Ou comment donner le même esprit aux hommes et ôter tout le sel de la société pour voir naître l’ennui et l’uniformité
Par Ina Phisinov – 15 septembre 2023
Intensification et fluidification des échanges, accélération des mouvements, internationalisation, transnationalisation… mais qu’est devenu notre monde ? Qui sommes-nous ? Où allons-nous ? Pourquoi ? Pour quoi ?
Entre le château Saint-Ange et le palais Farnèse mis à l’honneur par Puccini, la fontaine Trevi chantée par Togliani, je flâne dans les « rues de Rome [où] j’aime me promener, je vais du Forum jusqu’au Colisée, le long des ruelles rouges et orangées, je vois les églises et les vieux palais, les sept collines semées d’oliviers », comme le dit Brillant. La douceur de la ville éternelle que je visite souvent… mais je ne la reconnais plus ! Où sont passés les vieux Italiens assis au milieu du bric-à-brac de leur « Bibite » ambulant ? Où sont partis les pizzaïoli qui parlaient avec leurs mains blanches de farine ? Que sont devenus les marchands à la sauvette de roses et autres babioles qui de leur logorrhée chantante étaient capables de persuader un barbu qu’il avait besoin d’un rasoir ? Désormais les vendeurs de boissons devant le Vatican sont les mêmes que ceux qui arpentent les plages de Ténérife ou descendent les marches du parvis du Sacré-Cœur !
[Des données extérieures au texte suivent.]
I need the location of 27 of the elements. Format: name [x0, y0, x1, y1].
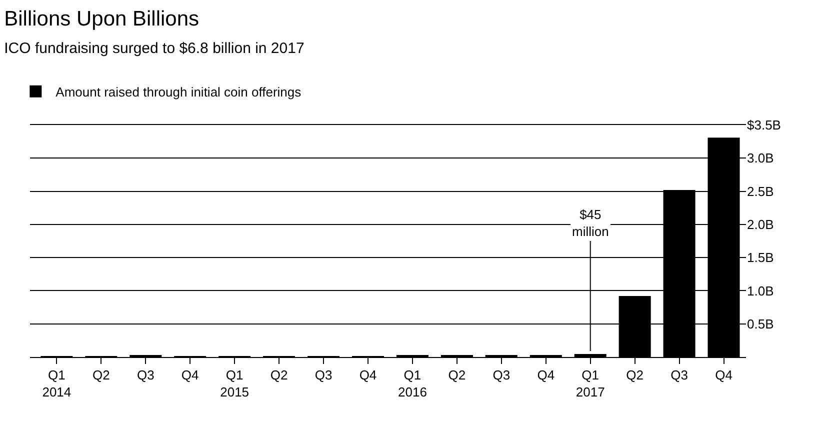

La mondialisation, tant vantée par ceux qui nous dirigent, nous tue ! C’est l’uniformisation culturelle qui avance à grands pas ! Aujourd’hui, que vous partiez en vacances à Lisbonne, à Aurillac ou à Athènes, que vous musiez dans les rues de San Sebastian, de Berlin ou de San Francisco, vous croisez les mêmes profils qui vendent la même bouffe malsaine et remplacent les autochtones parce qu’ainsi va le monde ! Parce qu’on nous dit que c’est ainsi qu’il doit aller pour que nous vivions mieux, pour que nous soyons modernes, dynamiques et ouverts aux autres ! Cette supra-culture, anglo-américaine disons-le, nous est imposée, de façon insidieuse et déterminée qui, peu à peu, gomme les particularismes français, italiens, belges et, au-delà, biarrots, florentins ou madrilènes pour que naisse un individu nouveau, sans attaches, sans traditions, sans passé, sans culture… malléable à souhait.
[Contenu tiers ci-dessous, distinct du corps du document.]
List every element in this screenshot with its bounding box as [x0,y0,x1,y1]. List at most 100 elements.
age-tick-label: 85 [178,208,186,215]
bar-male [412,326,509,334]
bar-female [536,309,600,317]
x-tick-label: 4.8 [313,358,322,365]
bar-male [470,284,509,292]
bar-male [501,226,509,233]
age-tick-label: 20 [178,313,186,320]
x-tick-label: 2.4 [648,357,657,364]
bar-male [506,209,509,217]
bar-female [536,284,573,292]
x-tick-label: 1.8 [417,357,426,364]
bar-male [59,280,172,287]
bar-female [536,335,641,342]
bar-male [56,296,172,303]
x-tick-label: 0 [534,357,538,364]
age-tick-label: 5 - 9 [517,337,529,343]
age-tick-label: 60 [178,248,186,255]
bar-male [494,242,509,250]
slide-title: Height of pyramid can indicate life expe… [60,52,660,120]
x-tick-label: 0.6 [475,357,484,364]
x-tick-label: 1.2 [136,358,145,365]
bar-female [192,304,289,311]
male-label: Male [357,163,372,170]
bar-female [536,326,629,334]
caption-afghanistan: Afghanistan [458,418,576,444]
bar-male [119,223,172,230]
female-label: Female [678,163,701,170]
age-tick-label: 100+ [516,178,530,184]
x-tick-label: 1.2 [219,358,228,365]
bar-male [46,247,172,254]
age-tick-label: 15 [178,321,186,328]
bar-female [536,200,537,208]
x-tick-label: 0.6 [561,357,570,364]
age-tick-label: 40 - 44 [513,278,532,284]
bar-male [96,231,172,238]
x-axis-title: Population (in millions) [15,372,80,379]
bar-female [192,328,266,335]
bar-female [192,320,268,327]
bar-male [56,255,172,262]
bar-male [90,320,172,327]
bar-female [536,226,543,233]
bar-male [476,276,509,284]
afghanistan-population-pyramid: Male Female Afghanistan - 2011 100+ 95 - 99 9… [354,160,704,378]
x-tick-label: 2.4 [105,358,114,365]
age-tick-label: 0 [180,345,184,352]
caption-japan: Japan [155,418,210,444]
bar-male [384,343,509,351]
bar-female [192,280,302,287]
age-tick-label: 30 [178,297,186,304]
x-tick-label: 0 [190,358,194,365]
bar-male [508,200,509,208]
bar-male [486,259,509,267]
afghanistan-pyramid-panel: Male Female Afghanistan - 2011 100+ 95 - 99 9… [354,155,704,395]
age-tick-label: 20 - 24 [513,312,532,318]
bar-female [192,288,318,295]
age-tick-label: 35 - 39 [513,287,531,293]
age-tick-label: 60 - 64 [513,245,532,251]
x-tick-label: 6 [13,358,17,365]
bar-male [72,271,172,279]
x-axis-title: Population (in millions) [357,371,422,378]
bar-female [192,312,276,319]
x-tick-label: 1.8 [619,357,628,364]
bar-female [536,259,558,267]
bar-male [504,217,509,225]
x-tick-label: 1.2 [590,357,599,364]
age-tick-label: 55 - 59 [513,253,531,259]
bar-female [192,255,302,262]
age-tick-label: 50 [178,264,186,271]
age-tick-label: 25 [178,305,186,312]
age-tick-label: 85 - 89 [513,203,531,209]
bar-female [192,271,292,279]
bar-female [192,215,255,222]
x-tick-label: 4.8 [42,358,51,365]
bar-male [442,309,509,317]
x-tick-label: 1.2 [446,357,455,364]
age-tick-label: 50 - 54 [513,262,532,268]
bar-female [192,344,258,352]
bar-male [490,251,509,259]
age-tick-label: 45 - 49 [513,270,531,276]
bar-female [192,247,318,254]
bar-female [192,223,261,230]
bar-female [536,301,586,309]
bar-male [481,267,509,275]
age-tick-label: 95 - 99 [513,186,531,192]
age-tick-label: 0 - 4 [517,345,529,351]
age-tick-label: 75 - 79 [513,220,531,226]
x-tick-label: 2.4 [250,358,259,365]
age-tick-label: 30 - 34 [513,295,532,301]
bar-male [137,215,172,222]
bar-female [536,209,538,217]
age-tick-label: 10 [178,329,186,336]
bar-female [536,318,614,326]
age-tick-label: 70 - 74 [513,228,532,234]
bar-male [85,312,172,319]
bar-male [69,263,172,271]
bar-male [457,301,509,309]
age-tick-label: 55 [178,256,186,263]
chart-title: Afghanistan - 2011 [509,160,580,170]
Alors ce n’est pas étonnant que la cérémonie d’ouverture de la coupe du monde de rugby fasse grincer des dents. Pensez donc, béret, baguette, marcel, coq… trop franchouille ! Le « citoyen du monde », moderne, dynamique et ouvert aux autres (surtout quand l’autre n’est pas de chez lui) qu’est le bobo qui se considère comme faisant partie de l’élite et se sustente de graines pour protéger la planète en n’ingérant pas de viande, la « citoyenne du monde » qu’est « Madame Moyen » qui coupe une de ses mèches de cheveux en soutien aux Iraniennes, le jeune « citoyen du monde » qu’est Kévin-Matteo qui fait grève le vendredi après-midi pour sauver la Terre mais certainement pas pour sécher les cours de la dernière demi-journée d’école de la semaine… tout ce petit peuple a trouvé la mise en scène de Jean Dujardin « kitch », « réac », « trop cliché », et finalement née d’un esprit de droite nauséabonde !
L’oligopole culturel nous guette, même plus en embuscade, il avance à découvert, saccageant toutes les traditions sur son passage, piétinant tous les particularismes qui l’empêcheraient d’œuvrer pour son intérêt ; et le chef des « Franchouilles », copieusement hué vendredi dernier avant le coup d’envoi de France/Nouvelle Zélande, en est le digne représentant, le plus assidu des VRP… Pauvre France !
En tout cas, moi, j’ai adoré le spectacle qui nous a été offert en mise en bouche rugbystique !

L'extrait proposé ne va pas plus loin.